What I want to talk about is epistemology. Epistemology is all about how we know stuff. Religion and science have historically been at odds on this issue. Religion claims that truth comes from divine revelation while science says that truth comes from observation.
We can thus imagine the following conversation:
S: prove to me that God exists.
R: The Bible tells me so.
S: that does not count as evidence.
R: it does.
S: evidence is based on science and reason and observation. Provide me proof from any of those things.
R: Science changes. The only unchanging truth is from God. You must accept his testimony as evidence.
S: Religion is based on individual interpretation. Provide evidence that is objective.
The problem here is not “what is true?” but “how do we know truth?” The conflict between religion and science is at its core very much about how we know truth, not who has better or more evidence.

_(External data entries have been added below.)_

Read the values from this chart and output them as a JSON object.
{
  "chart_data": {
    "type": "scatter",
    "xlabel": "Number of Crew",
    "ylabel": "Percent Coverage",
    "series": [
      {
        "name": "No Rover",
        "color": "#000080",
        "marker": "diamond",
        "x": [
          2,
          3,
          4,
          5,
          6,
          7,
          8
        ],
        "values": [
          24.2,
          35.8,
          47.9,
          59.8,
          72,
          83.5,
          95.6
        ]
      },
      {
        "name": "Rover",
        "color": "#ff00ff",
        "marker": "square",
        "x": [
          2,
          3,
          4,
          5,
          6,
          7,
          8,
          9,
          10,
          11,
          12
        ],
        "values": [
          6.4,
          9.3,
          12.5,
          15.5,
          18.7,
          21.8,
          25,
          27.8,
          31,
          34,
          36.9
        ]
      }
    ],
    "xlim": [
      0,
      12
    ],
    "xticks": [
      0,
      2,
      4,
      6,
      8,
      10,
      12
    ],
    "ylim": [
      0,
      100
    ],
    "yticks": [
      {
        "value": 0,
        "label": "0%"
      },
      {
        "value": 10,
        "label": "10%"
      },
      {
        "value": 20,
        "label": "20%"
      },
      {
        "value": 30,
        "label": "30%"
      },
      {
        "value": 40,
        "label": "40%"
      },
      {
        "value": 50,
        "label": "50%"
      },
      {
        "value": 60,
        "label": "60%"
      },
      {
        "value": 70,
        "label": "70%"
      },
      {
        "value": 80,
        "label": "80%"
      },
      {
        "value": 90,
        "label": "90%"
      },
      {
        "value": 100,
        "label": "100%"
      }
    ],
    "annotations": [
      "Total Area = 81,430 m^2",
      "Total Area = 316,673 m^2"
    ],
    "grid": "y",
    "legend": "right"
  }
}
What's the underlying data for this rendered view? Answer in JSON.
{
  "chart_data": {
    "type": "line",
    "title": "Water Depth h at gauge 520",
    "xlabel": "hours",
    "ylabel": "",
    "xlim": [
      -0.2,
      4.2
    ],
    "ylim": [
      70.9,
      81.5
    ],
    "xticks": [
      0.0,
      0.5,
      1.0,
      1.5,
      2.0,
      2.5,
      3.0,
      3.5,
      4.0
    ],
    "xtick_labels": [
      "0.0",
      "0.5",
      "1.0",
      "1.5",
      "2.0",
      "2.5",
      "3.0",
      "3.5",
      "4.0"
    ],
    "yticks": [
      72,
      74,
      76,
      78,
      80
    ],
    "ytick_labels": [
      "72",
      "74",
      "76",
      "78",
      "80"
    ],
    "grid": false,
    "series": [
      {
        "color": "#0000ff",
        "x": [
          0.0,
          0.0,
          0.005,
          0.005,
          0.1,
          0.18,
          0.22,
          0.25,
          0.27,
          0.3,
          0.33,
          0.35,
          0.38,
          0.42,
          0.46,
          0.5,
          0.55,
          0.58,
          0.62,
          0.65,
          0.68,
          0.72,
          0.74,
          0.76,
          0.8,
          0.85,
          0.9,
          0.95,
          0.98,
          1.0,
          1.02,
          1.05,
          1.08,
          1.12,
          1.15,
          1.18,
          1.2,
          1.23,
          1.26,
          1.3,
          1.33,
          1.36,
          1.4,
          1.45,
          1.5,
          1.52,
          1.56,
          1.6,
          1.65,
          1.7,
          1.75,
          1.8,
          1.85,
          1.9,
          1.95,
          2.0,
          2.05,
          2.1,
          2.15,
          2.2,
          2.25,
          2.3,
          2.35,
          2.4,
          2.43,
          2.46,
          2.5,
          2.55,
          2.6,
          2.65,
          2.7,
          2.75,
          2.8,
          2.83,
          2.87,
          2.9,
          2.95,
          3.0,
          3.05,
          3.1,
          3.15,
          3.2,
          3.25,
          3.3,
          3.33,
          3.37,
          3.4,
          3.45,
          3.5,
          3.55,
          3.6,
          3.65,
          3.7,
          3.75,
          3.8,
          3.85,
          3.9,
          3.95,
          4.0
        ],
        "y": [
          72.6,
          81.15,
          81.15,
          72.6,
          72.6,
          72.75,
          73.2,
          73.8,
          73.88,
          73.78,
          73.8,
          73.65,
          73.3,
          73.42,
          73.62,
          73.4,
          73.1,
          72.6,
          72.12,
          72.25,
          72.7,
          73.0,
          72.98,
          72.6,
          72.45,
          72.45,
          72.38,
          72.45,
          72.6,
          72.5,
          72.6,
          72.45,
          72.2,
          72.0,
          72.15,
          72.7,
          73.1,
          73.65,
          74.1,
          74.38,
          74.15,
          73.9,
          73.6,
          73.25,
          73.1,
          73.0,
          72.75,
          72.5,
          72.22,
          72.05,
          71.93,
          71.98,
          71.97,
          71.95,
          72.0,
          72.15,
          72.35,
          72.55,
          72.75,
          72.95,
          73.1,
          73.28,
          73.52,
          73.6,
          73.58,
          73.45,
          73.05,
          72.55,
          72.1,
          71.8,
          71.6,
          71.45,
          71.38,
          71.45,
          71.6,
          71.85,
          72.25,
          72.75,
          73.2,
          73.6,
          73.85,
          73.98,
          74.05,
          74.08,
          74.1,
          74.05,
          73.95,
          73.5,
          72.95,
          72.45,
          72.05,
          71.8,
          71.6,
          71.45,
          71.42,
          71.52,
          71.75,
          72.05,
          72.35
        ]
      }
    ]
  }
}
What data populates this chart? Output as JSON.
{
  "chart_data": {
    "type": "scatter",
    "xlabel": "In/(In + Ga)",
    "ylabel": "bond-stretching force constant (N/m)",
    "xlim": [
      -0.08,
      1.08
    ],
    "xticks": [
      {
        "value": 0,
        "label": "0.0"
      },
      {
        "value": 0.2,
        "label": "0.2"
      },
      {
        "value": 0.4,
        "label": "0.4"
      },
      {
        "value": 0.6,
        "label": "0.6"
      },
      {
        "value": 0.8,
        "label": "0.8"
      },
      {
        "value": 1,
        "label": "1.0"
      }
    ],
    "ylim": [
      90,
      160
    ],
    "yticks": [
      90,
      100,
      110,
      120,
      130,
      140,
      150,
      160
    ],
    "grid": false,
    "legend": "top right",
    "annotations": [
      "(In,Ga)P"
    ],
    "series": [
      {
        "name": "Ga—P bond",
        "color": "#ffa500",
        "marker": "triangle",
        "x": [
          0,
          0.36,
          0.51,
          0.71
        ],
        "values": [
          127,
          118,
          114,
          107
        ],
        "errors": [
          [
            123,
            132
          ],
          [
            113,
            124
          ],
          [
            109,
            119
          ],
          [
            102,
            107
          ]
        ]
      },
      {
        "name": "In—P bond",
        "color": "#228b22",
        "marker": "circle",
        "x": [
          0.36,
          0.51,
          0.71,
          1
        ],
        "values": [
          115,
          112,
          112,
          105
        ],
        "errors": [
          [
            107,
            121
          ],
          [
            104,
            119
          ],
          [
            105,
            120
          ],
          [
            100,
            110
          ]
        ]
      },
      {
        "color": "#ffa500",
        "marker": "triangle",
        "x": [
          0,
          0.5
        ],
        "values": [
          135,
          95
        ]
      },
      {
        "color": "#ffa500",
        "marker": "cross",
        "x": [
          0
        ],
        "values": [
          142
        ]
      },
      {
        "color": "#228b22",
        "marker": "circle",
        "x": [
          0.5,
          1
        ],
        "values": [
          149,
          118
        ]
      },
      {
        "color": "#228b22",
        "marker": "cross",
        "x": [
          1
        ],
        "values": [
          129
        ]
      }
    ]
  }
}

I say all this because at times we can feel frustrated in talking with our friends and colleagues because our source of truth and theirs does not match up. As scientists, when we disagree with other scientists we know what kind of evidence will be compelling to both sides. We can run a study, or cite from the literature and resolve the disagreement. Similarly, in church, if we disagree with someone we know where to turn for evidence. We can open our Bible, or reference a respected theologian to support us. The tough times though are when we disagree with someone who doesn’t look to the same place for authority on the issue at hand.
There is much more to say on this topic, but I will stop there for now.